5. ## Re: Growth/Decay problem

Just out of curiosity, how did you spot to switch the sides of kt and ln|1-P|? After considering the situation presented by the question, it seems we are dealing with an exponential growth problem which would suggest I need to find a formula with a +k value. Typically I would try to get it into the form of +k for growth and -k for decay. I can see now with the final answer that it makes sense, but how would you spot it before getting to the end?

6. ## Re: Growth/Decay problem

Originally Posted by terrorsquid
Just out of curiosity, how did you spot to switch the sides of kt and ln|1-P|? After considering the situation presented by the question, it seems we are dealing with an exponential growth problem which would suggest I need to find a formula with a +k value. Typically I would try to get it into the form of +k for growth and -k for decay.
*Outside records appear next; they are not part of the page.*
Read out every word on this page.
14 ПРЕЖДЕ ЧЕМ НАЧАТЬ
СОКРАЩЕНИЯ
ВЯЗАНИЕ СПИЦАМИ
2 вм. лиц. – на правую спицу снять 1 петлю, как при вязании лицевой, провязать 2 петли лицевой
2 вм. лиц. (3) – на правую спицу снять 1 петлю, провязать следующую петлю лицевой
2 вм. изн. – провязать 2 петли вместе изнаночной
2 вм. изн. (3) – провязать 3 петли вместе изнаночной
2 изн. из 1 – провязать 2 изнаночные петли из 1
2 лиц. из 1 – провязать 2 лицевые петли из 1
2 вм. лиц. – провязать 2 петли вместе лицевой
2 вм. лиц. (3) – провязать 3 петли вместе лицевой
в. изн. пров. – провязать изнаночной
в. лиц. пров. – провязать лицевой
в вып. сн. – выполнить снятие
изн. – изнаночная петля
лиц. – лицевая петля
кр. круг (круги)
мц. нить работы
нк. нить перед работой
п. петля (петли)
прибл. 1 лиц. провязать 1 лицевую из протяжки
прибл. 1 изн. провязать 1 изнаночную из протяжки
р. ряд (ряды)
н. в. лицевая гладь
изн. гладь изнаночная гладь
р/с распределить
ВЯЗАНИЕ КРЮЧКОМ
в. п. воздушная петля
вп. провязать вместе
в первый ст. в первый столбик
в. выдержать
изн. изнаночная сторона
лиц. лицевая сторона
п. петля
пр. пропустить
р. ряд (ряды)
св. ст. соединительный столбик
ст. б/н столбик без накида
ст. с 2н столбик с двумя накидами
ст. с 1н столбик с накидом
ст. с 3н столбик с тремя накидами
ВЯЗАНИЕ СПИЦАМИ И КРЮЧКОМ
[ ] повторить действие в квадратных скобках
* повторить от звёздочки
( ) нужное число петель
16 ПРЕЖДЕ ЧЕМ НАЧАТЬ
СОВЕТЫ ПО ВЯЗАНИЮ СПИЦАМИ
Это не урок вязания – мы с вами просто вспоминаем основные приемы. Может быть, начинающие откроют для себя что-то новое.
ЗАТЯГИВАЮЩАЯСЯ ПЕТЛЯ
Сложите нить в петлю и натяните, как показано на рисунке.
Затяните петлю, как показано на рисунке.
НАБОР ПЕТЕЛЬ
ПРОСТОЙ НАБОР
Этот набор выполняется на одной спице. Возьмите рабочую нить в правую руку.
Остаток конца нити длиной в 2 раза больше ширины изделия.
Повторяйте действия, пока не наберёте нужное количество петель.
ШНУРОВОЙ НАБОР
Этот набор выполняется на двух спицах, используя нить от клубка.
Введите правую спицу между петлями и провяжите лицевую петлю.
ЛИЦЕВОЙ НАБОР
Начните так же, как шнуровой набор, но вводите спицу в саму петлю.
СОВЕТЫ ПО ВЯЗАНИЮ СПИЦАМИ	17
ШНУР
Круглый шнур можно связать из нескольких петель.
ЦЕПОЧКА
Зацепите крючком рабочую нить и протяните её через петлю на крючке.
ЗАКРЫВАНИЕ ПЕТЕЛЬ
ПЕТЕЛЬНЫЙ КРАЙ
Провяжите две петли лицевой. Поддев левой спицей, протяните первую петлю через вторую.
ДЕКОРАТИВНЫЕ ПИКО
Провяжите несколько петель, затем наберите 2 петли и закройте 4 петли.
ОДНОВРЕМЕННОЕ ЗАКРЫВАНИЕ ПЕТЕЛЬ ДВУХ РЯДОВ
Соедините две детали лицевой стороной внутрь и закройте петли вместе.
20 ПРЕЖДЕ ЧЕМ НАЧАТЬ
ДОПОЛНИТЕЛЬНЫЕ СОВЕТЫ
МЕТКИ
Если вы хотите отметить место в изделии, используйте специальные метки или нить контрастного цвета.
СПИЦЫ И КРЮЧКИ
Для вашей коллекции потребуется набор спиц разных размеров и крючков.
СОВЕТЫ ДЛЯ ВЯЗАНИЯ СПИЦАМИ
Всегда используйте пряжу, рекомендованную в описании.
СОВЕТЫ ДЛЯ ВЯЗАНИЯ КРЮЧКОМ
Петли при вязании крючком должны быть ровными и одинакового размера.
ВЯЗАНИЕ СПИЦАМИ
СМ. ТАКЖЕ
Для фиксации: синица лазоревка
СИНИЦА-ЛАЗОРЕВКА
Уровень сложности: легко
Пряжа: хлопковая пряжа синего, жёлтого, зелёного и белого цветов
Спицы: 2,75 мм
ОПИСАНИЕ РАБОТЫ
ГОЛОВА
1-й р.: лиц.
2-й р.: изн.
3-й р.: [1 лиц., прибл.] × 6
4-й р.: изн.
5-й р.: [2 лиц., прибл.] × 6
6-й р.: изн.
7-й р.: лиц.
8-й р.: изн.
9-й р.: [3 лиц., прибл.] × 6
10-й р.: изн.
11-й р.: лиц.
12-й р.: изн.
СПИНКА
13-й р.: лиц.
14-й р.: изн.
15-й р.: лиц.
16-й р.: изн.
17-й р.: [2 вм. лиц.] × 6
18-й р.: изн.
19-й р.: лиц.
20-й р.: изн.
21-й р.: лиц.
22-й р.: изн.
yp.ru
I can see now with the final answer that it makes sense, but how would you spot it before getting to the end?
$\int \frac{1}{1-P} \, dP = \int k \, dt$

$\int \frac{-1}{1-P} \, dP = \int -k \, dt$

... since the derivative of (1-P) is -1

7. ## Re: Growth/Decay problem

So, whenever I have a problem where the term being multiplied by the constant k in the instantaneous growth/decay rate equation: $\frac{dP}{dt}=k(term)$
is negative, I look to find a P(t) term with a -k exponent and vice-versa, regardless of whether the question is about growth or decay?

Continuing:

(i)

$0.25 = 1-e^{-10k}$

$-0.75 = -e^{-10k}$

$e^{-10k}=0.75$

$-10k = ln(0.75)$

$k = 0.02876820725$

(ii)

$0.75 = 1-e^{-0.02876820725t}$

$t = \frac{ln(0.25)}{-0.0287682072}$

$=48.19~days$

8. ## Re: Growth/Decay problem

you're asking me "do I always?" ... understand that I cannot say yes. each problem is different. I just took advantage of being able to multiply both sides by -1 to make the antiderivative easier to find.